Biak Island is located in the center of the Coral Triangle. The reefs around Biak have some of the highest levels of biodiversity on the planet.
Key Impact Metrics
Every 30 mangrove trees planted:
- Creates 1 day of living-wage employment for local community members, helping to support 55 families
- Provides resources for local education
- Protects local villages from storm surges and sea-level rise
- Serves as critical nursery grounds for fish and shellfish, and increases local marine productivity
- Has the potential to sequester more than 9 metric tons of carbon dioxide of the 25 year life of the trees
Each mangrove tree planted sequesters approximately 680 lbs [308kg] of C02 over its lifetime.
The mangrove restoration process
Mangrove restoration on Biak Island follows a structured, tested and straightforward process – comprised of these 8 steps:
1. Our local planting partner first works with all levels of the Indonesian government at the National, Regional, and most importantly, at the Village level (where the primary land ownership/rights is recognised in Indonesia) to secure the authorization agreements needed, as well as the long-term permence for the project site(s).
2. Workers receive intensive training on proper restoration techniques. This is often delivered by workers from other local projects.
3. “Before” photos are taken for each hectare (at the time of first planting) with the Theodolite app showing GPS coordinates and other site identification data.
4. Prior to planting, each worker “harvests” their own supply of appropriate mangrove species propagules/seeds from adjacent healthy remnant mangrove forests. The collected propagules are then recorded and bundled (per person), and held in storage at the village plant nursery until planted. Workers are paid once specific bundles are planted on scheduled communal planting days.
5. The workers first clear the sites of deforestation debris – and plant the appropriate mangrove species within the appropriate sub-ecosystems. Photo documentation after the planting has been completed is used to validate the estimated number of trees planted per daily section.
6. As needed, the workers also replant the propagules that can potentially die-off as a result of periodic crab predation, a severe weather event, etc.
7. Our local planting partner monitors and measures survival rates, growth, health and natural regeneration rates on an annual basis. Photo documentation related to their specific planting sites is provided to SeaTrees to confirm this.
8. Long-term monitoring and guarding of the restored mangrove forest through a seperate “guard fund”, that is created at the very beginning of the restoration efforts. 10% of funding provided by SeaTrees, is set aside into a guard fund that is operated by Eden Projects.
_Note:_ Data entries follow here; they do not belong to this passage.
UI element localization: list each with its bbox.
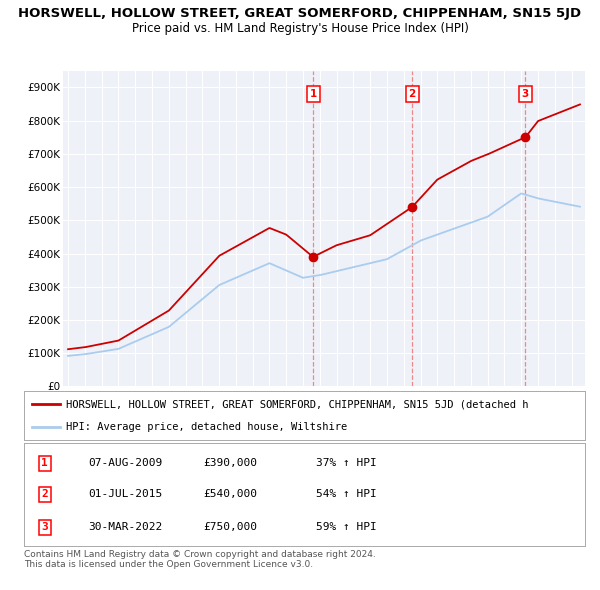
Text: £390,000: £390,000 [203, 458, 257, 468]
Text: £540,000: £540,000 [203, 489, 257, 499]
Text: Contains HM Land Registry data © Crown copyright and database right 2024.
This d: Contains HM Land Registry data © Crown c… [24, 550, 376, 569]
Text: 01-JUL-2015: 01-JUL-2015 [89, 489, 163, 499]
Text: 07-AUG-2009: 07-AUG-2009 [89, 458, 163, 468]
Text: 1: 1 [41, 458, 48, 468]
Text: Price paid vs. HM Land Registry's House Price Index (HPI): Price paid vs. HM Land Registry's House … [131, 22, 469, 35]
Text: 37% ↑ HPI: 37% ↑ HPI [316, 458, 376, 468]
Text: 54% ↑ HPI: 54% ↑ HPI [316, 489, 376, 499]
Text: HORSWELL, HOLLOW STREET, GREAT SOMERFORD, CHIPPENHAM, SN15 5JD: HORSWELL, HOLLOW STREET, GREAT SOMERFORD… [19, 7, 581, 20]
Text: 3: 3 [41, 522, 48, 532]
Text: 30-MAR-2022: 30-MAR-2022 [89, 522, 163, 532]
Text: 2: 2 [409, 89, 416, 99]
Text: 59% ↑ HPI: 59% ↑ HPI [316, 522, 376, 532]
Text: 1: 1 [310, 89, 317, 99]
Text: 3: 3 [522, 89, 529, 99]
Text: £750,000: £750,000 [203, 522, 257, 532]
Text: 2: 2 [41, 489, 48, 499]
Text: HPI: Average price, detached house, Wiltshire: HPI: Average price, detached house, Wilt… [66, 422, 347, 432]
Text: HORSWELL, HOLLOW STREET, GREAT SOMERFORD, CHIPPENHAM, SN15 5JD (detached h: HORSWELL, HOLLOW STREET, GREAT SOMERFORD… [66, 399, 529, 409]
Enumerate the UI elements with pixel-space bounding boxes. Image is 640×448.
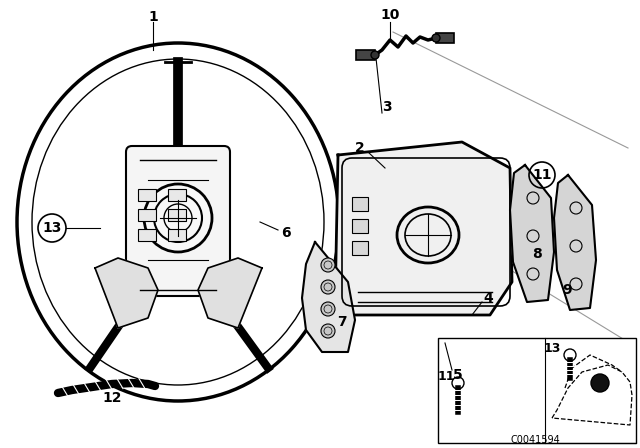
- Polygon shape: [198, 258, 262, 328]
- Text: 4: 4: [483, 291, 493, 305]
- Text: 5: 5: [453, 368, 463, 382]
- Text: 13: 13: [543, 341, 561, 354]
- Text: 10: 10: [380, 8, 400, 22]
- Bar: [356, 50, 375, 60]
- Bar: [438, 338, 636, 443]
- Circle shape: [591, 374, 609, 392]
- Circle shape: [432, 34, 440, 42]
- Text: 2: 2: [355, 141, 365, 155]
- Text: 11: 11: [437, 370, 455, 383]
- Bar: [436, 33, 454, 43]
- Polygon shape: [552, 365, 632, 425]
- Bar: [352, 219, 368, 233]
- Circle shape: [371, 51, 379, 59]
- Circle shape: [321, 324, 335, 338]
- Polygon shape: [302, 242, 355, 352]
- Circle shape: [321, 302, 335, 316]
- Text: 8: 8: [532, 247, 542, 261]
- Bar: [138, 189, 156, 201]
- FancyBboxPatch shape: [126, 146, 230, 296]
- Text: 9: 9: [562, 283, 572, 297]
- Bar: [168, 189, 186, 201]
- Text: 7: 7: [337, 315, 347, 329]
- Ellipse shape: [397, 207, 459, 263]
- Bar: [168, 209, 186, 221]
- Bar: [352, 241, 368, 255]
- Bar: [138, 209, 156, 221]
- Bar: [138, 229, 156, 241]
- Text: 1: 1: [148, 10, 158, 24]
- Polygon shape: [510, 165, 554, 302]
- Polygon shape: [335, 142, 512, 315]
- Polygon shape: [95, 258, 158, 328]
- Text: 13: 13: [42, 221, 61, 235]
- Bar: [352, 197, 368, 211]
- Circle shape: [321, 280, 335, 294]
- Polygon shape: [554, 175, 596, 310]
- Text: 11: 11: [532, 168, 552, 182]
- Text: 6: 6: [281, 226, 291, 240]
- Text: 3: 3: [382, 100, 392, 114]
- Text: C0041594: C0041594: [510, 435, 560, 445]
- Bar: [168, 229, 186, 241]
- Ellipse shape: [144, 184, 212, 252]
- Text: 12: 12: [102, 391, 122, 405]
- Circle shape: [321, 258, 335, 272]
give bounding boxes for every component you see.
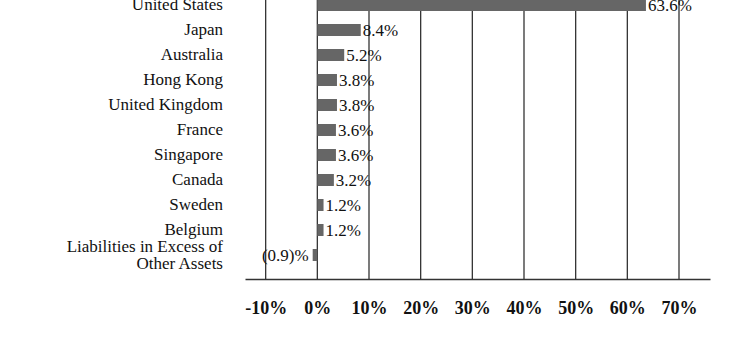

Assuring trees deliver ongoing impact
In addition to ongoing evaluation provided by Eden Projects, we assess every restoration site in person. Sustainable Surf / SeaTrees team members visit each planting site we support during the initial planting period to document and verify the process, and progress. We visit all planting sites on an annual basis to validate the progress, and to address any potential issues.
On Biak Island, trained monitoring teams use a series of “circle plots” (a standardized 'Silviculture' evaluation technique) located within the planting sites to annually measure tree growth rate, survival rate, diversity, and other indicators of forest health. These teams also identify areas of the forest that need additional restoration effort, from the occasional destructive impacts of animals ( typically, crab predation) and extreme weather.
SeaTrees has partnered with the Eden Reforestation Projects to fund local villagers on Biak Island in their effort to restore, replant, and protect the area’s unique and vital forest systems.